IBM PureData System for Analytics, Version 7.1

Byte Order Mark

Unicode in the 16-bit UTF-16 form has no prescribed endian orientation for interchange. This requires communication processes to evaluate the endian orientation correctly. To aid in this, the character U+FEFF ZERO WIDTH NO-BREAK SPACE can be used as a Byte Order Mark (BOM). When interpreted in the incorrect endian orientation, it evaluates to U+FFFE, which is defined as NOT A CHARACTER.

Some applications, particularly on Windows systems, write a BOM character to the start of a file. In UTF-8, the BOM is the sequence of bytes EF BB BF. As a byte-oriented encoding, there are no endian issues with UTF-8, but some applications (primarily on Windows) write the BOM to the start of a UTF-8 encoded file. An IBM® Netezza® system does not load the BOM code point; you can use the -bom switch to remove an initial BOM code point.

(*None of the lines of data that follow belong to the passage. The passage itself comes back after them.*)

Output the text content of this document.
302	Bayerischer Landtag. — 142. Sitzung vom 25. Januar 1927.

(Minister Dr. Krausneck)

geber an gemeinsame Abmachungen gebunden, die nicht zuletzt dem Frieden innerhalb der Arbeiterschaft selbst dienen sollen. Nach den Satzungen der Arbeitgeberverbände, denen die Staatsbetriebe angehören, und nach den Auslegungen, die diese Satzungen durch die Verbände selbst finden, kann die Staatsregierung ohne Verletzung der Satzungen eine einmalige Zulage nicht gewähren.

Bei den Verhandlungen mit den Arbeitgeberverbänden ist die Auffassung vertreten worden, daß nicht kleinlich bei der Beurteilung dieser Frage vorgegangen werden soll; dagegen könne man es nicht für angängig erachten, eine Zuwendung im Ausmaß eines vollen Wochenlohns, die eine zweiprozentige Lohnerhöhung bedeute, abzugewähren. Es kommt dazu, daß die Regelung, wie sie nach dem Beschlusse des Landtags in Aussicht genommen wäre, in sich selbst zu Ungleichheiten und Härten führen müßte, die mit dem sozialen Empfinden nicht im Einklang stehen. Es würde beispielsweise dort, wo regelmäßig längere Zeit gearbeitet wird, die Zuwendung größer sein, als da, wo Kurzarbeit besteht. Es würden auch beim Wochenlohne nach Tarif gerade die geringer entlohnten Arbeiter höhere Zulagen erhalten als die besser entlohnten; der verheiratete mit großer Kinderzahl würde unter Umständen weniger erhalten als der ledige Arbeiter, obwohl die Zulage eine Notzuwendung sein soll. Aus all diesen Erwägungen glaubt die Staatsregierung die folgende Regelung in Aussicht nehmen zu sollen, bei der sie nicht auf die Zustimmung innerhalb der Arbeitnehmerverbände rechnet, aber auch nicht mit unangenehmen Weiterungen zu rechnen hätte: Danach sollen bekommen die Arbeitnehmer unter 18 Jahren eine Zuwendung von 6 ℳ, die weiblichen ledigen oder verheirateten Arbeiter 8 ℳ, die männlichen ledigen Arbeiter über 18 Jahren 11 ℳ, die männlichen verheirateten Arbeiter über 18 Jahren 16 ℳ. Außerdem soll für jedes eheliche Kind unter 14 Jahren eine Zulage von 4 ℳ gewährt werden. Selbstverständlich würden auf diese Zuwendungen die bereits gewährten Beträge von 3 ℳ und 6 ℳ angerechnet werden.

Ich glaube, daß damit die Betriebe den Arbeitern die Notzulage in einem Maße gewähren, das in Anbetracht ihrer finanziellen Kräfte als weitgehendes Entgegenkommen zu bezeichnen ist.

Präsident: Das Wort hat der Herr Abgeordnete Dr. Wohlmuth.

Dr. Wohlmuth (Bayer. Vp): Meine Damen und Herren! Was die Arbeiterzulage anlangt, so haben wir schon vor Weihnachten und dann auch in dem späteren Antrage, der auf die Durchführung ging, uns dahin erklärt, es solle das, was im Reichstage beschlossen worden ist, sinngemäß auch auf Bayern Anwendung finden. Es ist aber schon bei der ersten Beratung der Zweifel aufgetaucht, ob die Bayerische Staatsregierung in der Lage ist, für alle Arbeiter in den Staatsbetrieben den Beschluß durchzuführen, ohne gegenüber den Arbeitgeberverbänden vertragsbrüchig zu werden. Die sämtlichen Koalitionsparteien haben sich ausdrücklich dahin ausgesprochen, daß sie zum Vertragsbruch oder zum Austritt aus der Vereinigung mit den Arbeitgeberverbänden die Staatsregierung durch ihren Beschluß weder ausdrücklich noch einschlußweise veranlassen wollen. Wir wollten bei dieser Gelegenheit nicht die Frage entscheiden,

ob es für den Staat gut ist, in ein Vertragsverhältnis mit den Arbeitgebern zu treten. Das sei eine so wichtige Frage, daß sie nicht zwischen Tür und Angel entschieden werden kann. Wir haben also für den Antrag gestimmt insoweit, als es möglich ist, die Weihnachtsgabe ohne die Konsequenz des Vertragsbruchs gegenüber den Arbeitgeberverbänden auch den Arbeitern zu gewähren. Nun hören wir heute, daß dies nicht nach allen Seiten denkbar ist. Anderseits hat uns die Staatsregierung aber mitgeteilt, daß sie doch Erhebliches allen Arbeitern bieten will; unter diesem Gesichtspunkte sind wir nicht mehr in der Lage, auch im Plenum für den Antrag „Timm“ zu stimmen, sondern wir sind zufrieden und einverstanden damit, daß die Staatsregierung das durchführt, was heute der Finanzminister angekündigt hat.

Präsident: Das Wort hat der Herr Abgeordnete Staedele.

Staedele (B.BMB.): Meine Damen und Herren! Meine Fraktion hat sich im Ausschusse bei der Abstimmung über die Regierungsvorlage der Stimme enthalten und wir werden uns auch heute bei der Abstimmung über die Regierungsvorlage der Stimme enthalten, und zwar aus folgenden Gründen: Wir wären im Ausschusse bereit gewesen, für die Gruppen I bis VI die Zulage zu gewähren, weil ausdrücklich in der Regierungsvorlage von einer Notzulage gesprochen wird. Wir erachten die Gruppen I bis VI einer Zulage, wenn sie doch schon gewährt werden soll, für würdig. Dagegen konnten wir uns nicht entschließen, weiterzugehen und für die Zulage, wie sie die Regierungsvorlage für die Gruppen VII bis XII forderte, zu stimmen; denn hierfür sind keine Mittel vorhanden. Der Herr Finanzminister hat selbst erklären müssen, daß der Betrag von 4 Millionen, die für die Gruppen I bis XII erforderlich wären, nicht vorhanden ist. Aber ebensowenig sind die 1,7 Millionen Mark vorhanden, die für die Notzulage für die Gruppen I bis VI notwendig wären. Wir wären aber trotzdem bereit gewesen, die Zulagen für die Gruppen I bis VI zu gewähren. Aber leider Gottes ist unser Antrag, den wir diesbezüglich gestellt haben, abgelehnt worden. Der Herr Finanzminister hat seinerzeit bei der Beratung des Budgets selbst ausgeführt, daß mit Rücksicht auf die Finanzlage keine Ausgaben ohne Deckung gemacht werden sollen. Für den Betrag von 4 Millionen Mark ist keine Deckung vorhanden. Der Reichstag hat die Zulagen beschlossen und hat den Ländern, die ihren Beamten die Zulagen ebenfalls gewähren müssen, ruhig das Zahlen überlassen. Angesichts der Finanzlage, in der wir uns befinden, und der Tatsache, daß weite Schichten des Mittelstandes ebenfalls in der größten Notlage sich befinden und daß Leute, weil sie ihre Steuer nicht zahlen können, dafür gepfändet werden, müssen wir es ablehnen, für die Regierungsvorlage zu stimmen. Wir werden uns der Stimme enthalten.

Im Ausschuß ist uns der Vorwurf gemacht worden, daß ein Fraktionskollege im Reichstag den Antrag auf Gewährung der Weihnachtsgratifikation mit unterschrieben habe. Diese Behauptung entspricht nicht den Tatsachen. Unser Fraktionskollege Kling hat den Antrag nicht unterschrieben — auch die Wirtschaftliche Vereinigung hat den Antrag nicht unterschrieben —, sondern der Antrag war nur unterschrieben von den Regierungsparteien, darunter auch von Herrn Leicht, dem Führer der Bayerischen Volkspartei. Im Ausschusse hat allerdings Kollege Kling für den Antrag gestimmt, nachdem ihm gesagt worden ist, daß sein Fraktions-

You can remove a BOM from the start of a UTF-8 file by using the nzconvert command, as in the following example:

nzconvert -f utf8 -t utf8 -bom -df input_file -of output_file

When you are converting from or to UTF-16, you can use one of three converters: UTF16, UTF16be, or UTF16le as the input (-f option) and output (-t option):

UTF16: As input, Netezza checks for a BOM to indicate endianness; otherwise, Netezza interprets the input as big-endian. As output, Netezza writes a BOM and outputs in the native endianness of the machine. When converting from UTF-16 to any other encoding, such as UTF-8, the BOM is removed.
UTF16le: As input, interprets the input as little-endian. As output, Netezza outputs as little-endian without a BOM. Any BOM is treated as data and converted, such as to UTF-8.
UTF16be: As input, interprets all input as big-endian. As output, Netezza converts as big-endian without a BOM. Any BOM is treated as data and converted, such as to UTF-8.